HOME EQUITY LOANS
What They Are; Do You Need One? How To Get One If You Do
You are a homeowner and have been faithfully making those mortgage payments for several years now. You've paid down your loan by several thousand dollars, and at the same time the value of your home has increased quite a bit. Now you find you need some money to take care of some financial needs: Your house needs a new roof or carpeting or you want to remodel; perhaps you want to buy a second home, have unexpected medical bills, or you decide to consolidate all of your bills. Should you tap into the equity in your home to take care of this new expense? Read on for more information.
Equity is the difference in the value of your home versus what you owe on it. You can take out a Home Equity Loan using the equity in your home as collateral against the loan. Because of the collateral, Home Equity loans are usually easy to get. They are offered by many banks, Bank of America, Washington Mutual, Chase and Wells Fargo to name a few.
Mortgage Companies Specializing in Home Equity Loans
Countrywide Home Loans: Offers Home equity and variable rate loans, works with self-employed or commissioned borrowers, less than perfect credit. Apply online or through a toll free number.
Ditech:Ditech.com is a part of the GMAC Financial Services family of companies.. Freedom Loan lets you borrow up to 125% of your home's value. Lost another loan to Ditech?
Ameriquest: Online application, you will be contacted the next business day by a mortgage specialist.
E-Loan: Home Equity loans, as well as refinance and original mortgages. Online application available or call toll free number.
Paramount Equity Mortgage: Processes Home equity loans as well as first mortgages and refinance, apply online.

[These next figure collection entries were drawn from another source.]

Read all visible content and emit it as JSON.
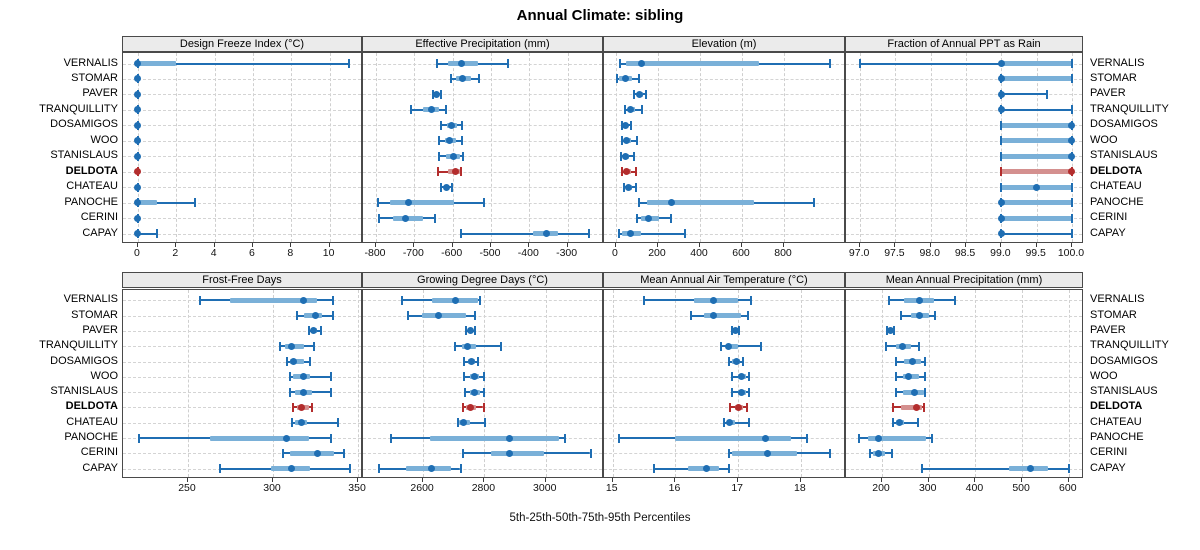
{
  "title": "Annual Climate: sibling",
  "caption": "5th-25th-50th-75th-95th Percentiles",
  "sites": [
    "VERNALIS",
    "STOMAR",
    "PAVER",
    "TRANQUILLITY",
    "DOSAMIGOS",
    "WOO",
    "STANISLAUS",
    "DELDOTA",
    "CHATEAU",
    "PANOCHE",
    "CERINI",
    "CAPAY"
  ],
  "highlight_site": "DELDOTA",
  "colors": {
    "series": "#1f6eb3",
    "series_band": "#7ab0d8",
    "highlight": "#b32d2d",
    "highlight_band": "#d4908f",
    "strip_bg": "#ebebeb",
    "panel_border": "#4a4a4a",
    "grid": "#cfcfcf"
  },
  "chart_data": {
    "type": "dotplot-percentiles",
    "percentiles": [
      5,
      25,
      50,
      75,
      95
    ],
    "note": "values arrays are [p5,p25,p50,p75,p95] per site, in sites order",
    "panels": [
      {
        "title": "Design Freeze Index (°C)",
        "row": 0,
        "col": 0,
        "xlim": [
          -0.78,
          11.74
        ],
        "ticks": [
          0,
          2,
          4,
          6,
          8,
          10
        ],
        "tick_labels": [
          "0",
          "2",
          "4",
          "6",
          "8",
          "10"
        ],
        "values": [
          [
            0,
            0,
            0,
            2,
            11
          ],
          [
            0,
            0,
            0,
            0,
            0
          ],
          [
            0,
            0,
            0,
            0,
            0
          ],
          [
            0,
            0,
            0,
            0,
            0
          ],
          [
            0,
            0,
            0,
            0,
            0
          ],
          [
            0,
            0,
            0,
            0,
            0
          ],
          [
            0,
            0,
            0,
            0,
            0
          ],
          [
            0,
            0,
            0,
            0,
            0
          ],
          [
            0,
            0,
            0,
            0,
            0
          ],
          [
            0,
            0,
            0,
            1,
            3
          ],
          [
            0,
            0,
            0,
            0,
            0
          ],
          [
            0,
            0,
            0,
            0,
            1
          ]
        ]
      },
      {
        "title": "Effective Precipitation (mm)",
        "row": 0,
        "col": 1,
        "xlim": [
          -834,
          -205
        ],
        "ticks": [
          -800,
          -700,
          -600,
          -500,
          -400,
          -300
        ],
        "tick_labels": [
          "-800",
          "-700",
          "-600",
          "-500",
          "-400",
          "-300"
        ],
        "values": [
          [
            -640,
            -612,
            -578,
            -535,
            -455
          ],
          [
            -604,
            -590,
            -574,
            -552,
            -530
          ],
          [
            -652,
            -646,
            -641,
            -635,
            -630
          ],
          [
            -709,
            -678,
            -654,
            -635,
            -617
          ],
          [
            -630,
            -616,
            -603,
            -588,
            -576
          ],
          [
            -635,
            -620,
            -609,
            -591,
            -576
          ],
          [
            -635,
            -618,
            -598,
            -582,
            -574
          ],
          [
            -637,
            -613,
            -593,
            -581,
            -577
          ],
          [
            -630,
            -623,
            -617,
            -610,
            -603
          ],
          [
            -796,
            -763,
            -715,
            -596,
            -519
          ],
          [
            -791,
            -757,
            -722,
            -678,
            -646
          ],
          [
            -578,
            -391,
            -354,
            -326,
            -243
          ]
        ]
      },
      {
        "title": "Elevation (m)",
        "row": 0,
        "col": 2,
        "xlim": [
          -57,
          1095
        ],
        "ticks": [
          0,
          200,
          400,
          600,
          800
        ],
        "tick_labels": [
          "0",
          "200",
          "400",
          "600",
          "800"
        ],
        "values": [
          [
            20,
            48,
            122,
            680,
            1020
          ],
          [
            6,
            14,
            46,
            78,
            110
          ],
          [
            86,
            100,
            114,
            130,
            144
          ],
          [
            41,
            55,
            70,
            90,
            125
          ],
          [
            30,
            38,
            46,
            58,
            70
          ],
          [
            30,
            40,
            51,
            70,
            98
          ],
          [
            25,
            36,
            46,
            62,
            86
          ],
          [
            30,
            40,
            51,
            72,
            94
          ],
          [
            38,
            50,
            62,
            78,
            94
          ],
          [
            110,
            149,
            263,
            657,
            943
          ],
          [
            98,
            117,
            157,
            205,
            260
          ],
          [
            14,
            30,
            67,
            117,
            327
          ]
        ]
      },
      {
        "title": "Fraction of Annual PPT as Rain",
        "row": 0,
        "col": 3,
        "xlim": [
          96.8,
          100.17
        ],
        "ticks": [
          97.0,
          97.5,
          98.0,
          98.5,
          99.0,
          99.5,
          100.0
        ],
        "tick_labels": [
          "97.0",
          "97.5",
          "98.0",
          "98.5",
          "99.0",
          "99.5",
          "100.0"
        ],
        "values": [
          [
            97.0,
            99.0,
            99.0,
            100.0,
            100.0
          ],
          [
            99.0,
            99.0,
            99.0,
            100.0,
            100.0
          ],
          [
            99.0,
            99.0,
            99.0,
            99.0,
            99.65
          ],
          [
            99.0,
            99.0,
            99.0,
            99.0,
            100.0
          ],
          [
            99.0,
            99.0,
            100.0,
            100.0,
            100.0
          ],
          [
            99.0,
            99.0,
            100.0,
            100.0,
            100.0
          ],
          [
            99.0,
            99.0,
            100.0,
            100.0,
            100.0
          ],
          [
            99.0,
            99.0,
            100.0,
            100.0,
            100.0
          ],
          [
            99.0,
            99.0,
            99.5,
            100.0,
            100.0
          ],
          [
            99.0,
            99.0,
            99.0,
            100.0,
            100.0
          ],
          [
            99.0,
            99.0,
            99.0,
            100.0,
            100.0
          ],
          [
            99.0,
            99.0,
            99.0,
            99.0,
            100.0
          ]
        ]
      },
      {
        "title": "Frost-Free Days",
        "row": 1,
        "col": 0,
        "xlim": [
          211.8,
          352.9
        ],
        "ticks": [
          250,
          300,
          350
        ],
        "tick_labels": [
          "250",
          "300",
          "350"
        ],
        "values": [
          [
            257,
            275,
            318,
            326,
            335
          ],
          [
            314,
            318,
            325,
            329,
            335
          ],
          [
            321,
            323,
            324,
            326,
            328
          ],
          [
            304,
            307,
            311,
            318,
            324
          ],
          [
            308,
            310,
            312,
            318,
            322
          ],
          [
            310,
            312,
            318,
            322,
            334
          ],
          [
            310,
            313,
            318,
            323,
            334
          ],
          [
            312,
            314,
            317,
            321,
            323
          ],
          [
            311,
            313,
            317,
            320,
            338
          ],
          [
            221,
            263,
            308,
            321,
            334
          ],
          [
            306,
            310,
            326,
            336,
            342
          ],
          [
            269,
            299,
            311,
            322,
            345
          ]
        ]
      },
      {
        "title": "Growing Degree Days (°C)",
        "row": 1,
        "col": 1,
        "xlim": [
          2404,
          3190
        ],
        "ticks": [
          2600,
          2800,
          3000
        ],
        "tick_labels": [
          "2600",
          "2800",
          "3000"
        ],
        "values": [
          [
            2530,
            2630,
            2705,
            2780,
            2785
          ],
          [
            2550,
            2595,
            2650,
            2740,
            2770
          ],
          [
            2740,
            2746,
            2755,
            2763,
            2770
          ],
          [
            2705,
            2727,
            2745,
            2772,
            2855
          ],
          [
            2735,
            2747,
            2758,
            2769,
            2780
          ],
          [
            2734,
            2752,
            2769,
            2784,
            2800
          ],
          [
            2737,
            2753,
            2769,
            2785,
            2800
          ],
          [
            2731,
            2741,
            2755,
            2774,
            2797
          ],
          [
            2713,
            2716,
            2731,
            2753,
            2801
          ],
          [
            2496,
            2622,
            2881,
            3043,
            3062
          ],
          [
            2731,
            2820,
            2881,
            2993,
            3146
          ],
          [
            2456,
            2545,
            2627,
            2692,
            2722
          ]
        ]
      },
      {
        "title": "Mean Annual Air Temperature (°C)",
        "row": 1,
        "col": 2,
        "xlim": [
          14.86,
          18.72
        ],
        "ticks": [
          15,
          16,
          17,
          18
        ],
        "tick_labels": [
          "15",
          "16",
          "17",
          "18"
        ],
        "values": [
          [
            15.5,
            16.3,
            16.6,
            17.0,
            17.2
          ],
          [
            16.25,
            16.45,
            16.6,
            17.05,
            17.15
          ],
          [
            16.9,
            16.92,
            16.95,
            16.99,
            17.02
          ],
          [
            16.73,
            16.8,
            16.85,
            17.0,
            17.36
          ],
          [
            16.85,
            16.9,
            16.97,
            17.03,
            17.07
          ],
          [
            16.9,
            17.0,
            17.06,
            17.12,
            17.17
          ],
          [
            16.9,
            17.0,
            17.06,
            17.12,
            17.18
          ],
          [
            16.87,
            16.95,
            17.01,
            17.08,
            17.14
          ],
          [
            16.77,
            16.82,
            16.86,
            16.95,
            17.17
          ],
          [
            15.1,
            16.0,
            17.44,
            17.84,
            18.1
          ],
          [
            16.85,
            16.9,
            17.47,
            17.94,
            18.47
          ],
          [
            15.65,
            16.2,
            16.5,
            16.7,
            16.86
          ]
        ]
      },
      {
        "title": "Mean Annual Precipitation (mm)",
        "row": 1,
        "col": 3,
        "xlim": [
          122.9,
          632.5
        ],
        "ticks": [
          200,
          300,
          400,
          500,
          600
        ],
        "tick_labels": [
          "200",
          "300",
          "400",
          "500",
          "600"
        ],
        "values": [
          [
            216,
            248,
            280,
            312,
            357
          ],
          [
            240,
            262,
            280,
            301,
            314
          ],
          [
            210,
            214,
            218,
            222,
            226
          ],
          [
            209,
            230,
            244,
            262,
            279
          ],
          [
            229,
            248,
            266,
            284,
            291
          ],
          [
            229,
            245,
            257,
            280,
            291
          ],
          [
            230,
            244,
            269,
            289,
            292
          ],
          [
            224,
            240,
            273,
            285,
            290
          ],
          [
            223,
            229,
            237,
            248,
            276
          ],
          [
            150,
            170,
            193,
            295,
            308
          ],
          [
            174,
            181,
            193,
            207,
            221
          ],
          [
            285,
            472,
            517,
            556,
            600
          ]
        ]
      }
    ]
  }
}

Lending Tree: Home equity loans, first mortgage, refinance, and other types of loans. Apply online.
Should I, Or Shouldn't I?
We don't recommend taking out a loan against the equity in your home unless you have very good reasons and can afford the extra payments. Remodeling or home repairs, investing in a vacation home or second home may be good enough reasons. Debt consolidation may not be a wise use of these funds, unless you can be firm with your spending habits so that you don't find yourself with high credit card debt again. If you have private student loan debt, a home equity loan may give you a lower interest rate, so this would be something else to consider. A luxury vacation may not be wise. The important thing is to study everything carefully before committing yourself to more debt.
The Different Home Equity Loan Types
There are two basic types of Home Equity Loan: a "Closed End" equity loan and an "Open End" loan. The Closed End sets the loan amount at closing, no more can be added to the loan. The amount of the loan will sometimes be more than you need, so if you are going to make use of this type of loan, it's best to determine ahead of time how much you need, so the borrowed amount doesn't exceed this by too much. Useful when you know the amount of money you actually need ahead of time, as in buying a second home or paying off student loans or medical bills. The Open End Loan is more like a line of credit. This type of loan may be most useful if you are making home improvements or remodeling, as the specific amount you need may not be known ahead of time.
The most valuable asset you may have is your home. Be careful when putting this asset on the line, by thorough research of the financing and prudent use of the funds.
Irrespective of the person or organization from which you decide to obtain the home loan you should make sure that whether he is a member of mortgage association or not. Home loan is a type of secured loan which means that you put your home as a security against the money you obtain. Nowadays banks are considered as traditional lenders. Banks offer loans through their accredited mortgage brokers. Mortgage brokers offer different types of products like home loans and auto finance. Issuing of credit card is considered as the major earning source for these brokers.